Wednesday, May 7, 2014

Students Learn Irony and Sophistication Through Medieval Literature

by Jonathan Eubanks

This spring semester, like many spring semesters before, Dr. Creighton Lindsay is teaching his Medieval Literature course for the College II class.  The course is known for both its knowledgeable and engaging professor and its rich and extensive material.  This pivotal academic adventure, pivotal for the role it plays in the formation of the students academically, spiritually, and personally, accompanies and guides the students on a journey through the age after the fall of the Roman Empire up until the Renaissance, covering such texts as Sir Gawain and the Green Knight, Beowulf, Canterbury Tales, and even the great Shakespearean tragedy Othello.

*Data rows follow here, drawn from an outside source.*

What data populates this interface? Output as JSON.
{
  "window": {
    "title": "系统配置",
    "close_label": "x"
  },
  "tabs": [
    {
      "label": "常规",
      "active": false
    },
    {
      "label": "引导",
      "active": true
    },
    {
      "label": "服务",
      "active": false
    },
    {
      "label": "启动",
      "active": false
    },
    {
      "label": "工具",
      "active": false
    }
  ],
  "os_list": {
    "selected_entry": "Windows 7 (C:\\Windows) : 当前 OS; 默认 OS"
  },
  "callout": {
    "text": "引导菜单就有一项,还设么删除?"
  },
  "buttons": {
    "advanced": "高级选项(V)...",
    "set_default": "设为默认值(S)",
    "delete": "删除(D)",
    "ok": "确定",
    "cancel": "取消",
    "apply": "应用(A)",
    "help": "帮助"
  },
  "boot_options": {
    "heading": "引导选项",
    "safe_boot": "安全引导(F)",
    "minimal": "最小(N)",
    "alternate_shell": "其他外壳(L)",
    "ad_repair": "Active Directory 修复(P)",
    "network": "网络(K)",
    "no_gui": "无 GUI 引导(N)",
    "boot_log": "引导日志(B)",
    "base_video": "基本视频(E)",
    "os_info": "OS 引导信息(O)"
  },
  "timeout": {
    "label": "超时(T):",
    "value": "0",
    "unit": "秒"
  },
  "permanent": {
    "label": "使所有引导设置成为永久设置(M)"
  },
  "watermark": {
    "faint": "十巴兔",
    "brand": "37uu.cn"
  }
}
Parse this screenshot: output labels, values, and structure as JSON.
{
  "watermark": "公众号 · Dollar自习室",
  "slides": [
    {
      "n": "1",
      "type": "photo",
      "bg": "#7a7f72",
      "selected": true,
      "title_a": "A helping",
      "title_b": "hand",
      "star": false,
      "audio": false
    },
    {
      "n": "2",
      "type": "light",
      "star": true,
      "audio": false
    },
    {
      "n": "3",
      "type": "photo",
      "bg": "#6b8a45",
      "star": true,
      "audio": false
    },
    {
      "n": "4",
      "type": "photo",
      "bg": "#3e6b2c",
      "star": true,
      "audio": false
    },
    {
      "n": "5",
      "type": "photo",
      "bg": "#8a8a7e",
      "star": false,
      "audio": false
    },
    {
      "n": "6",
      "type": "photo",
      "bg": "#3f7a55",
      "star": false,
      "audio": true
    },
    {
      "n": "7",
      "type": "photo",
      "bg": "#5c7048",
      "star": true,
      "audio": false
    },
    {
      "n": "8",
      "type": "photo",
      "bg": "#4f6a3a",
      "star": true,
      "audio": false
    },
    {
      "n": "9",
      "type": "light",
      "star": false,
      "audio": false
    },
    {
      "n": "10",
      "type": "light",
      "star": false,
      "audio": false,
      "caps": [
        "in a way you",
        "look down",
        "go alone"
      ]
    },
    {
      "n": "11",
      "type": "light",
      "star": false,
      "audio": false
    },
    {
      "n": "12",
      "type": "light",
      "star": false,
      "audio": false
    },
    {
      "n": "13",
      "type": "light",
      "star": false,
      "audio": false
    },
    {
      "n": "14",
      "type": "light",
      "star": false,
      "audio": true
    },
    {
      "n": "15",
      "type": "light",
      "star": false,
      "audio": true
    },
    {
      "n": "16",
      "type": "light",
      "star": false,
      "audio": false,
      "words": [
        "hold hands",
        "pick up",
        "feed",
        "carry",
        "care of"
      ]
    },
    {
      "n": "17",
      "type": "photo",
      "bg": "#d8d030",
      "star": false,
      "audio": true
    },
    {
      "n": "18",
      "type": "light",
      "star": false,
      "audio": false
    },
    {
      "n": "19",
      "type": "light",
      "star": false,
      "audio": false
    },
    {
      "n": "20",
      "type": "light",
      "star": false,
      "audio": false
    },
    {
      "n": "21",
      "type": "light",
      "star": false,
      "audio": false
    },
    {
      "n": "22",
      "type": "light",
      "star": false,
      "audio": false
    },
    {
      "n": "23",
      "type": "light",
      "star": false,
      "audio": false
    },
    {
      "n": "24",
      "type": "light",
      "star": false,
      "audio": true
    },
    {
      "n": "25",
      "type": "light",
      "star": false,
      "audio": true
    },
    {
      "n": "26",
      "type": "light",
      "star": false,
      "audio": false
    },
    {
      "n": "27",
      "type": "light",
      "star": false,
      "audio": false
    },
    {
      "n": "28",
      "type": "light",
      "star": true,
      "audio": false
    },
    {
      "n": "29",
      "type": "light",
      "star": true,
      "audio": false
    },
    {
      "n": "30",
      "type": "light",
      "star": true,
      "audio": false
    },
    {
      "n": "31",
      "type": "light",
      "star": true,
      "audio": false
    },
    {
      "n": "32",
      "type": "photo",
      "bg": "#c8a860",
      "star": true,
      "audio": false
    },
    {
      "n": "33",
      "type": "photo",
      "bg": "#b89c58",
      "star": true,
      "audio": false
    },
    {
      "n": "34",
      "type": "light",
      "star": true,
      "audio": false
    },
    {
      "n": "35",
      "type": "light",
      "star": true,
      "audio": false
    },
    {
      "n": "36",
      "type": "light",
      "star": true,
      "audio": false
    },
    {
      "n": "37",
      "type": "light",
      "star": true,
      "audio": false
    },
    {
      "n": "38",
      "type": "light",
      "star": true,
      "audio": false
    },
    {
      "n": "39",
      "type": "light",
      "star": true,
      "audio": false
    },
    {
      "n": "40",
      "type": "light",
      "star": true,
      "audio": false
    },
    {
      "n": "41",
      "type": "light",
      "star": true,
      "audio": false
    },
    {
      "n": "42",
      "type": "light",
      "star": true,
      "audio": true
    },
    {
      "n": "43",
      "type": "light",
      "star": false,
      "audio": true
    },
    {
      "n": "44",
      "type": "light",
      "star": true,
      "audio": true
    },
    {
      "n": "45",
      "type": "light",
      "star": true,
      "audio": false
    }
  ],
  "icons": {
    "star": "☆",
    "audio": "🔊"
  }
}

Dr. Lindsay is very knowledgeable about these works of literature and about the history of the people and their cultures. As one student from the class, Emilio Gonzalez, put it, "The professor is awesome.  The way Dr. Lindsay teaches is with a lot of passion, so it's very easy to go to class.  And it is a very good environment [in which] to learn."

Being accompanied by Dr. Lindsay's extensive knowledge of the cultures and histories, the literature, such as Boccaccio's The Decameron, enlightens the reader about a time when the world was in turmoil.  However, it was also a time when the Church was growing and spreading.  Educated monks and priests worked diligently to preserve the faith, as well as their own culture, in a world that could have easily been destroyed by the many other hardships affecting their livelihood.  In his class Dr. Lindsay mentioned the consensus amongst scholars that Beowulf was written by a monk, most likely of Saxon birth, and preserved by a monastic community for centuries in England.

When asked how his class fits our formation as future priests, Dr. Lindsay responded, "Almost all of the texts we read are in the context of Christianity, and it shows, I think, the development of a very sophisticated authorial understanding of Christianity."  He points out that there is a metamorphosis that occurs in what the students read.  In Beowulf and in the poems that they read at the beginning of the semester, there is a "piety that is sophisticated" in the literature, but "the sense of narrative potential hasn't been quite explored at the same level that you get, for example, with Chaucer.  I see it fitting into formation because you can watch in one semester the development of that sophistication.  That sophistication, really, is attached to irony."

According to Dr. Lindsay, irony plays an important role in the lives of the medieval authors.  He focuses a large portion of his energy on educating his students about the importance of irony in their own lives.  He said, "Irony gives us the appreciation, irony gives us a more attuned ear to, not just the language of those people around us, but also to the possibilities of joy in life."

One of the assignments that Dr. Lindsay has his students do in his class is a practice of memorization.  The student is tasked with either reciting the first eighteen lines of Geoffrey Chaucer's Canterbury Tales in contemporary English (or for extra credit in Middle English), or reciting a Shakespearean sonnet.  Dr. Lindsay said, "You get the music of the language in your ear in a more profound way than you do simply reading it off the page."

He also used a sports analogy to convey the point that memorizing something makes the student feel like they have conquered an obstacle, and that this accomplishment is important for building character in the student.

How does Dr. Lindsay see the benefit of his course for future priests?  He said, "I think that we could go on forever about that, but I would have to defer to my good friend Fr. Paschal. That if you can enjoy that irony that we find in Chaucer, that sort of deep understanding of the world that means, I think, that translates into you as a priest."

As priests the students will have to minister to all kinds of people and in many different situations.  Dr. Lindsay, quoting Fr. Paschal, said that it is important for a priest to have "a wide understanding of the world," and as the students read the texts of the class they in turn "become more sophisticated."  This point of contact for not only the course but all of literature seems to be a crucial axiom for the students and further leads them, like Emilio, to get excited about going to class.